Karthikeyan A
2 min readMay 10, 2024

Part 2: Understanding Algorithm Performance: Big O, Big Omega, and Big Theta

Part 1 here

When designing algorithms, computer scientists care not just about whether they solve a problem correctly, but also about how efficiently they do it. This efficiency is often measured by the algorithm’s time complexity, which describes how the execution time grows as the input size increases. Big O, Big Omega, and Big Theta notations are crucial tools for analyzing this time complexity.

1. Big O Notation (O):

Imagine you’re running a race. Big O notation is like your slowest possible finishing time, representing the upper bound of an algorithm’s performance. It tells you the worst-case scenario for how long the algorithm might take to execute as the input size (number of runners in our race) grows.

Visualization: TODO

Example:

An algorithm searching a sorted list for a specific value. In the worst case (value not present), it might need to compare the value with every element in the list. This translates to a time complexity of O(n), where n is the number of elements in the list.

2. Big Omega Notation (Ω):

Think of Big Omega notation as your fastest possible finishing time in the race. It signifies the lower bound of the algorithm’s performance, representing the best-case scenario. It tells you how fast the algorithm can potentially be in ideal conditions, considering only the essential operations.

Visualization: TODO

Example:

The same search algorithm from before. In the best case (value found at the beginning), it only needs one comparison. This translates to a best-case time complexity of Ω(1), which is constant time regardless of the input size.

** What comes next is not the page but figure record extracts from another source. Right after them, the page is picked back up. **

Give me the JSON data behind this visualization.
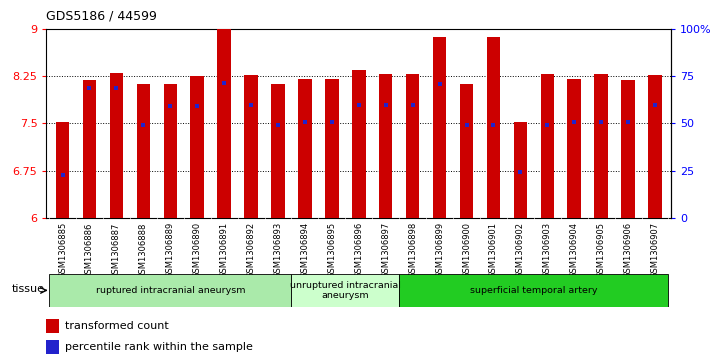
{
  "title": "GDS5186 / 44599",
  "samples": [
    "GSM1306885",
    "GSM1306886",
    "GSM1306887",
    "GSM1306888",
    "GSM1306889",
    "GSM1306890",
    "GSM1306891",
    "GSM1306892",
    "GSM1306893",
    "GSM1306894",
    "GSM1306895",
    "GSM1306896",
    "GSM1306897",
    "GSM1306898",
    "GSM1306899",
    "GSM1306900",
    "GSM1306901",
    "GSM1306902",
    "GSM1306903",
    "GSM1306904",
    "GSM1306905",
    "GSM1306906",
    "GSM1306907"
  ],
  "bar_values": [
    7.52,
    8.19,
    8.3,
    8.12,
    8.12,
    8.25,
    9.0,
    8.27,
    8.12,
    8.21,
    8.21,
    8.35,
    8.29,
    8.29,
    8.87,
    8.12,
    8.87,
    7.52,
    8.29,
    8.21,
    8.29,
    8.19,
    8.27
  ],
  "percentile_values": [
    6.68,
    8.07,
    8.07,
    7.48,
    7.78,
    7.78,
    8.15,
    7.8,
    7.48,
    7.52,
    7.52,
    7.8,
    7.8,
    7.8,
    8.12,
    7.48,
    7.48,
    6.72,
    7.48,
    7.52,
    7.52,
    7.52,
    7.8
  ],
  "ylim_left": [
    6,
    9
  ],
  "yticks_left": [
    6,
    6.75,
    7.5,
    8.25,
    9
  ],
  "ytick_labels_left": [
    "6",
    "6.75",
    "7.5",
    "8.25",
    "9"
  ],
  "yticks_right": [
    0,
    25,
    50,
    75,
    100
  ],
  "ytick_labels_right": [
    "0",
    "25",
    "50",
    "75",
    "100%"
  ],
  "bar_color": "#cc0000",
  "dot_color": "#2222cc",
  "xticklabel_bg": "#d8d8d8",
  "tissue_groups": [
    {
      "label": "ruptured intracranial aneurysm",
      "start": 0,
      "end": 9,
      "color": "#aaeaaa"
    },
    {
      "label": "unruptured intracranial\naneurysm",
      "start": 9,
      "end": 13,
      "color": "#ccffcc"
    },
    {
      "label": "superficial temporal artery",
      "start": 13,
      "end": 23,
      "color": "#22cc22"
    }
  ]
}
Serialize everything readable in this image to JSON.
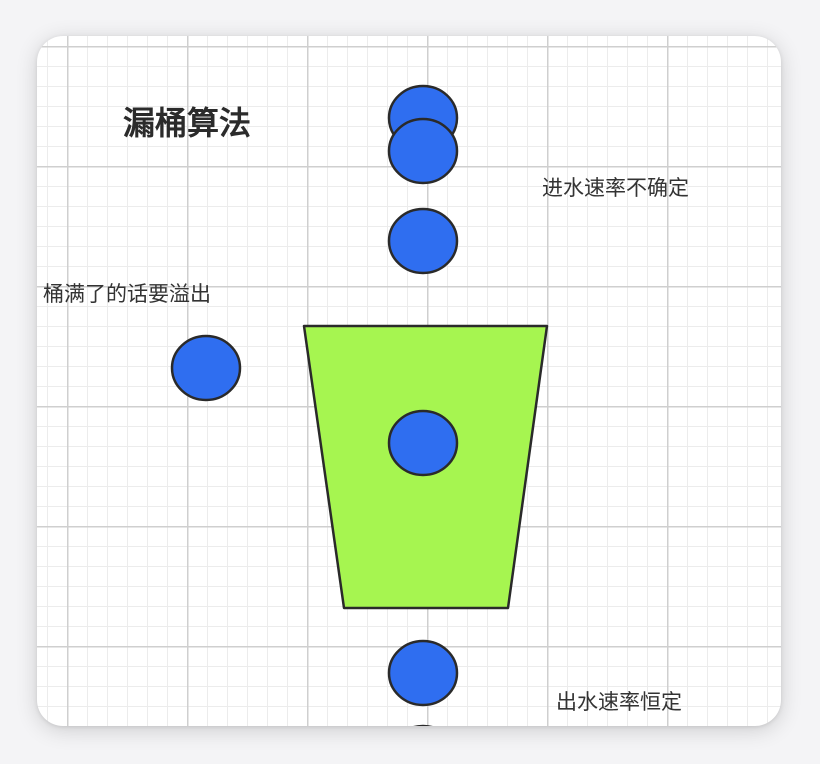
{
  "title": "漏桶算法",
  "notes": {
    "inflow": "进水速率不确定",
    "overflow": "桶满了的话要溢出",
    "outflow": "出水速率恒定"
  },
  "colors": {
    "bucket_fill": "#a6f550",
    "drop_fill": "#2f6ef0",
    "stroke": "#2a2a2a",
    "grid": "#cfcfcf"
  }
}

3. Big Theta Notation (Θ):

Big Theta notation represents the average or typical case performance of an algorithm. It captures both the upper and lower bounds, providing a tight bound on how the algorithm scales in most scenarios. It essentially defines a range within which the algorithm’s execution time is expected to fall as the input size grows.

Visualization: TODO

Example:

Sorting algorithms like Quicksort or Merge Sort typically have an average time complexity of Θ(n log n). This means their execution time grows proportionally to the logarithm of the input size (number of runners), but not quite as fast as a simple linear growth (O(n)).

Remember:

Big O: Upper bound (worst-case) — “Woah, woah, worst case!” (One-sided bound)
Big Theta: Typical case (average) — “The typical, two-sided case” (Two-sided bound)
Big Omega: Lower bound (best-case) — “Omega, the ultimate best case” (One-sided bound)

By understanding these notations, we can gain valuable insights into how algorithms perform with different input sizes, allowing us to make informed decisions when choosing or designing algorithms for our projects.